The full Fetch Metadata suite, comprising Sec-Fetch-Site, Sec-Fetch-Mode, Sec-Fetch-Dest, and Sec-Fetch-User, enables security policies that go well beyond CSRF. You can enforce that your API endpoint only accepts requests with Sec-Fetch-Mode: fetch, rejecting form submissions and top-level navigations at the header level. You can ensure your image endpoint only responds to Sec-Fetch-Dest: image requests, blocking hotlinking scenarios where the full response ends up somewhere unexpected. These checks operate before any application logic runs and cannot be spoofed by web content.

A full resource isolation policy combining all four headers looks something like this:

def is_allowed(request):
    site = request.headers.get('Sec-Fetch-Site', '')
    mode = request.headers.get('Sec-Fetch-Mode', '')
    dest = request.headers.get('Sec-Fetch-Dest', '')

    # Allow same-origin and direct navigation
    if site in ('same-origin', 'none'):
        return True

    # Allow simple navigational GET/HEAD (e.g., links from other sites)
    if mode == 'navigate' and request.method in ('GET', 'HEAD') and dest != 'object':
        return True

    return False

None of this was possible when the only trust signal was the Origin header plus CORS, both of which could be absent or misleading in edge cases.

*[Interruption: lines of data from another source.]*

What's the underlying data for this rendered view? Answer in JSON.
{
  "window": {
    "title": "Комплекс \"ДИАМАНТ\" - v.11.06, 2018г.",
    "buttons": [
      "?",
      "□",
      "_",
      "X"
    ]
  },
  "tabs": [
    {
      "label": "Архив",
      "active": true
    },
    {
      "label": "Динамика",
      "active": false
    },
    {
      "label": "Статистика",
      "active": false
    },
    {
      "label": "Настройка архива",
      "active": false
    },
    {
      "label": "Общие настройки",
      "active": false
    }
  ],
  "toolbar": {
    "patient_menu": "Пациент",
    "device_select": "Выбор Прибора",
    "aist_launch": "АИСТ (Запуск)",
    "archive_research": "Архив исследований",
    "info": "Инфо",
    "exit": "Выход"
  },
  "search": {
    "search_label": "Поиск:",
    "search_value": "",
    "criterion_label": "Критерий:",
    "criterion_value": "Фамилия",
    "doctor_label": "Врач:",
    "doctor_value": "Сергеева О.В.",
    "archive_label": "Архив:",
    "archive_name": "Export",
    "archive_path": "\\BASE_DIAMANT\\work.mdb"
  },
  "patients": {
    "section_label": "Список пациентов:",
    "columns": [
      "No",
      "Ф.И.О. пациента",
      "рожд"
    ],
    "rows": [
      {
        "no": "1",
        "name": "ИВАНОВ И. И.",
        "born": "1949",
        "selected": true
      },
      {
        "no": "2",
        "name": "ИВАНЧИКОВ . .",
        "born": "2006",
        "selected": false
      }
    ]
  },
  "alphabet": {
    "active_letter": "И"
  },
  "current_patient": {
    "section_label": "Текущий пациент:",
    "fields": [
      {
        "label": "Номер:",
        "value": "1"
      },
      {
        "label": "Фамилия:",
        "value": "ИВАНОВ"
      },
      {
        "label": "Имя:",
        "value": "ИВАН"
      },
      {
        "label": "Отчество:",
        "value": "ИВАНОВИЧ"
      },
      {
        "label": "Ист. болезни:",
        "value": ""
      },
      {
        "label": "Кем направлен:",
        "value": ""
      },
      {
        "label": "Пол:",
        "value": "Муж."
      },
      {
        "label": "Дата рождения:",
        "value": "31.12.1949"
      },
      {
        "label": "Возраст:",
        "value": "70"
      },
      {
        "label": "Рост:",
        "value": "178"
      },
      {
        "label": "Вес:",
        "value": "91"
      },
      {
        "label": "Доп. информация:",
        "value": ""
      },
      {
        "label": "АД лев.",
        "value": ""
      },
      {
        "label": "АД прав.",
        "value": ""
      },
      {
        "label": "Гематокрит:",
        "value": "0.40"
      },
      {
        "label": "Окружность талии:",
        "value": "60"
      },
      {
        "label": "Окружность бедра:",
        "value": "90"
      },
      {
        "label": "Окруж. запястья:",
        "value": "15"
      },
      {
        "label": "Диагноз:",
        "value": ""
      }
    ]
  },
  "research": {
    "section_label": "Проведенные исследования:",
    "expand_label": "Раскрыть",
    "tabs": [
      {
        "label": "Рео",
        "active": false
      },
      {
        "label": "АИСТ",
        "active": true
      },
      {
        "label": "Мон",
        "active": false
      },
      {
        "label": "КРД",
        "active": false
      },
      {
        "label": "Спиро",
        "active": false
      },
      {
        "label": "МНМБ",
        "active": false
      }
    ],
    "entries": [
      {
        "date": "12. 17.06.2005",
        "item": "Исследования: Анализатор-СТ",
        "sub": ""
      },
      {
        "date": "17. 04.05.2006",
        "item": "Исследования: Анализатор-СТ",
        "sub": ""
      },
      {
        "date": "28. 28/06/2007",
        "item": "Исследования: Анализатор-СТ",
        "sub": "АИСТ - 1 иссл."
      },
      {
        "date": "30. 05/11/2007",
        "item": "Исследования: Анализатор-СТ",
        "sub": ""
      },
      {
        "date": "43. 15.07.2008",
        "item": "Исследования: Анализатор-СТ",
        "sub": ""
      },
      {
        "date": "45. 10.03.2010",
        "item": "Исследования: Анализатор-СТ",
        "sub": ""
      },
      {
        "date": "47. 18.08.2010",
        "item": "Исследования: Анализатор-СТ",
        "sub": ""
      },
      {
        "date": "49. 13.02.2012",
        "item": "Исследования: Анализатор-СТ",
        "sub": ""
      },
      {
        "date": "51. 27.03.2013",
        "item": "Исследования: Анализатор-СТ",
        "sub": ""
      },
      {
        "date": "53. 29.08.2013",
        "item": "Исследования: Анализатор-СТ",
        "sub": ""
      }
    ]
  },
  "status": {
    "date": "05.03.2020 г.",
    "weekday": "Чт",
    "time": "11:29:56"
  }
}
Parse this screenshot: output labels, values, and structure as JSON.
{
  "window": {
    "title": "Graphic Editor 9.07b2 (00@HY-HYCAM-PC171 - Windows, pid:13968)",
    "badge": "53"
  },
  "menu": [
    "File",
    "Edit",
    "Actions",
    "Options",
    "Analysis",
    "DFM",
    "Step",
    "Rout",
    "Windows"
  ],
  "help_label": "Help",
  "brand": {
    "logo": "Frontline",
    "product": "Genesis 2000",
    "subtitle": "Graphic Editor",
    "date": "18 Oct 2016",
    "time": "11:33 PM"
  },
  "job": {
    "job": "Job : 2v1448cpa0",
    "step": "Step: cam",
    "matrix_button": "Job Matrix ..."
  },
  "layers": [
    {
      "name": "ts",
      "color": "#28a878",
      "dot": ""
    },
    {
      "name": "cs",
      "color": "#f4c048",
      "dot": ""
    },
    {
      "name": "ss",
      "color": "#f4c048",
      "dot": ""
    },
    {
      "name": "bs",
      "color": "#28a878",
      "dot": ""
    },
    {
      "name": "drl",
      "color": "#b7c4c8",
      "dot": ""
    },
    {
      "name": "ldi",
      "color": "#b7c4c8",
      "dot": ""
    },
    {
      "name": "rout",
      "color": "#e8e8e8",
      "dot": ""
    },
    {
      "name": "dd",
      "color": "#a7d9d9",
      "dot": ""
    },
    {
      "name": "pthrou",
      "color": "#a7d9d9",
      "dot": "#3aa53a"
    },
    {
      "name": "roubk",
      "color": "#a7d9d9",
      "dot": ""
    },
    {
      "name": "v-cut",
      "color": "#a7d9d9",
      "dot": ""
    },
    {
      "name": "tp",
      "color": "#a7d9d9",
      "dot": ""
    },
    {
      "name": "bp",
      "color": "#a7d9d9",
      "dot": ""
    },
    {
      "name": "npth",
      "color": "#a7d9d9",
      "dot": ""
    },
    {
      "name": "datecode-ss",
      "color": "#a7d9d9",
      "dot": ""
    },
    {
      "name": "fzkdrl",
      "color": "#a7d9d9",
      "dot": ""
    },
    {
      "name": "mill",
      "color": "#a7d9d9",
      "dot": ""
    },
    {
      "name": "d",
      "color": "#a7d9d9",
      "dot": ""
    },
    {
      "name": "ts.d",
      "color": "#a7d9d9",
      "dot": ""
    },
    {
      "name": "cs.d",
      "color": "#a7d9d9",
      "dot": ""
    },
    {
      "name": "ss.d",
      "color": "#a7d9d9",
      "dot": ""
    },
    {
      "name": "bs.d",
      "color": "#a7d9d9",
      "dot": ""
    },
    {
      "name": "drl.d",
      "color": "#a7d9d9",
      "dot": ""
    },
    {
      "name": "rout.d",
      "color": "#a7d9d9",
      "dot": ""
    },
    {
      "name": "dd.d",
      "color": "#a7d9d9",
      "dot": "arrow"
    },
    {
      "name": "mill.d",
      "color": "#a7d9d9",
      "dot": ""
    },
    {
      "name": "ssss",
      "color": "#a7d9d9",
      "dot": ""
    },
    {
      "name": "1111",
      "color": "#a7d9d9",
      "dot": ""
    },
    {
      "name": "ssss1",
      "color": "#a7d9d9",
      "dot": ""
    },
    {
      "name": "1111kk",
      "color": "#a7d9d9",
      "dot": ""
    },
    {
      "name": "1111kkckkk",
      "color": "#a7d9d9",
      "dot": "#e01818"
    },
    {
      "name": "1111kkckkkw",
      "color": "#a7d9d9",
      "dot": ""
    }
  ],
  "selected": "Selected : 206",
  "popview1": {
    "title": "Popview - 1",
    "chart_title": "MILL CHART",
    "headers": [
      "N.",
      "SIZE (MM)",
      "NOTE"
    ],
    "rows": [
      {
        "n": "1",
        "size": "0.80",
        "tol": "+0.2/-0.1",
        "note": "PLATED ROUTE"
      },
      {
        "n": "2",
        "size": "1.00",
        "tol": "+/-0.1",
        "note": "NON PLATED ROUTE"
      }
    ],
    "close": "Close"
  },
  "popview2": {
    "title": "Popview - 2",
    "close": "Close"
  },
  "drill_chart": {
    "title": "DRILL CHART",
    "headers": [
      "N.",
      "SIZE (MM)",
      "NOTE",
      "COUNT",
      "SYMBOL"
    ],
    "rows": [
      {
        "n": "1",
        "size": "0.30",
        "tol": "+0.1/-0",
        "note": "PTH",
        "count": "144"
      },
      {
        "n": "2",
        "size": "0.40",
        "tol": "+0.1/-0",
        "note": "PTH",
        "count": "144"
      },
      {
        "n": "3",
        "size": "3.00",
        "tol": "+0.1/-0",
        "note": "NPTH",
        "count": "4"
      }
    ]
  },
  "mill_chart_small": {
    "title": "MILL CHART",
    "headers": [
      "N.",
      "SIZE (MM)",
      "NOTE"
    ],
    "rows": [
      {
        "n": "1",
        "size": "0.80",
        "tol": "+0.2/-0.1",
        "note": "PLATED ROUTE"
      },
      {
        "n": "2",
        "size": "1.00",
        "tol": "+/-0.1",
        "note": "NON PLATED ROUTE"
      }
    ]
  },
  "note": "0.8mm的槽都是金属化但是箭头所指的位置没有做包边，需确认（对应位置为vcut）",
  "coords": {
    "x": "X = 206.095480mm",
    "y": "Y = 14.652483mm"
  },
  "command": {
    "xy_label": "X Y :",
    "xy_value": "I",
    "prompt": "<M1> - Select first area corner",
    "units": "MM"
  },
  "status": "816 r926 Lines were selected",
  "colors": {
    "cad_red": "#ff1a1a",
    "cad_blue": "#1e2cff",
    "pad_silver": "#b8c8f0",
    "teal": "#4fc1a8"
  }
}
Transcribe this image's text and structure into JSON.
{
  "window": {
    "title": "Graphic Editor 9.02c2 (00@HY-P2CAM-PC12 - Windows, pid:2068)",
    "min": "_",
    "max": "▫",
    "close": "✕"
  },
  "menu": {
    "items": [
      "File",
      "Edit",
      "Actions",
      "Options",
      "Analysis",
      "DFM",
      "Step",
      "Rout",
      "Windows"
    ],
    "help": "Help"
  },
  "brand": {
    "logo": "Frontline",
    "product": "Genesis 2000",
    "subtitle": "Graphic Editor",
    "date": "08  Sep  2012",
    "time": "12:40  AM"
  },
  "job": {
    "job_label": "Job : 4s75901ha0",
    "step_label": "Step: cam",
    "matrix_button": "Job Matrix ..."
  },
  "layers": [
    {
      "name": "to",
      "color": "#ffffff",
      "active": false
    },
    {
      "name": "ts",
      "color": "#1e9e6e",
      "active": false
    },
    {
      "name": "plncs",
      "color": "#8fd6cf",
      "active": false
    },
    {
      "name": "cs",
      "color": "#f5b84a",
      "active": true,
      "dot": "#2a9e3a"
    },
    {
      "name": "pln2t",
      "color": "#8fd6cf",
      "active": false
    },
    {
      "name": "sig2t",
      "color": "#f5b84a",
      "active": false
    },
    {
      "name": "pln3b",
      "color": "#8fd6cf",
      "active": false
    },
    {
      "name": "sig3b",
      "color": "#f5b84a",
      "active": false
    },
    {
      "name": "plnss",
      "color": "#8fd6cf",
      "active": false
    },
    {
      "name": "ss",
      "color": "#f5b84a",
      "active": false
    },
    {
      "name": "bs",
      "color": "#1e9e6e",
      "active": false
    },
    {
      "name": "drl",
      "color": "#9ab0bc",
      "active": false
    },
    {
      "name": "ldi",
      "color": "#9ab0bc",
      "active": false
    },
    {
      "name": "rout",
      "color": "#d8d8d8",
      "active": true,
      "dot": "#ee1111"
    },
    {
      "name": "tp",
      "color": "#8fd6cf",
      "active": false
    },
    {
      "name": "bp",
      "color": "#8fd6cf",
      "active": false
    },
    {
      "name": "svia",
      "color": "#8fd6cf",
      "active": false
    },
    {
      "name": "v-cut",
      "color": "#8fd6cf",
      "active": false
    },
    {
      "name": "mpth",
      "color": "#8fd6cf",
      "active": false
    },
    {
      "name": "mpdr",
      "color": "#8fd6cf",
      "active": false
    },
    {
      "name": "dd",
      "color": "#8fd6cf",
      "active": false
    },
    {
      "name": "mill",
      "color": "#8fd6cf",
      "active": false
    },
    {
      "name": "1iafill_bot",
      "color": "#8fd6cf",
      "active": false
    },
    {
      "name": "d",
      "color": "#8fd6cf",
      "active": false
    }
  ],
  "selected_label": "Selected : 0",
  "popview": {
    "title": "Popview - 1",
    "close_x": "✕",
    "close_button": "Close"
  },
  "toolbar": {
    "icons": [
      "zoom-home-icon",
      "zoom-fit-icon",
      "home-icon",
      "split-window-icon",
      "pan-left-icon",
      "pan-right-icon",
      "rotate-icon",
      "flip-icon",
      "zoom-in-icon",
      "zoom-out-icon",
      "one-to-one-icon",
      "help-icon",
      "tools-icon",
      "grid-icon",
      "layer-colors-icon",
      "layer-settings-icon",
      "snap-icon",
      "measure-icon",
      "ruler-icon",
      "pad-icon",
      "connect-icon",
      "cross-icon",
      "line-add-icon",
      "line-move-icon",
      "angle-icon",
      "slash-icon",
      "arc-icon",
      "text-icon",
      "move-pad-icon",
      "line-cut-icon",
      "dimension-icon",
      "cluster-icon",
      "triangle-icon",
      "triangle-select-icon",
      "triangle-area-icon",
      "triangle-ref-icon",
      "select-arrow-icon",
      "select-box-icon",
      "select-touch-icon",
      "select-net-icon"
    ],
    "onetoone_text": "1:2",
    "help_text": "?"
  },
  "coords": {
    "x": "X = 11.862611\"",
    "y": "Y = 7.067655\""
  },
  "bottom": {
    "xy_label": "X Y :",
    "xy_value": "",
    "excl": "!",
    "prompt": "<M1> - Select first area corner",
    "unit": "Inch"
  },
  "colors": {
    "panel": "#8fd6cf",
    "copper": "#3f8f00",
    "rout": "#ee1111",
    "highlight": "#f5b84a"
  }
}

What This Trade-off Actually Means

Token-based CSRF protection was always compensating for a browser capability gap. The browser knew where a request was coming from, but had no mechanism to communicate that to the server in a tamper-proof way. The Fetch Metadata specification moved that signal into the browser itself, where it cannot be overridden by web content.

The Datasette PR is a clean example of what it looks like to trust that mechanism. The implementation is smaller, the templates are simpler, the API is easier to use programmatically, and the security model is at least as strong for modern browsers while remaining sound for old ones through the fallback path. The trade-off is explicit: you are trusting browser enforcement rather than cryptographic tokens, and in exchange you get substantially lower operational overhead.

For any ASGI or WSGI application where you control the deployment context and your users are on reasonably modern browsers, the same calculation applies. Token-based CSRF is still a valid defense, but it is no longer the only defensible option, and for many applications it is no longer the simplest one.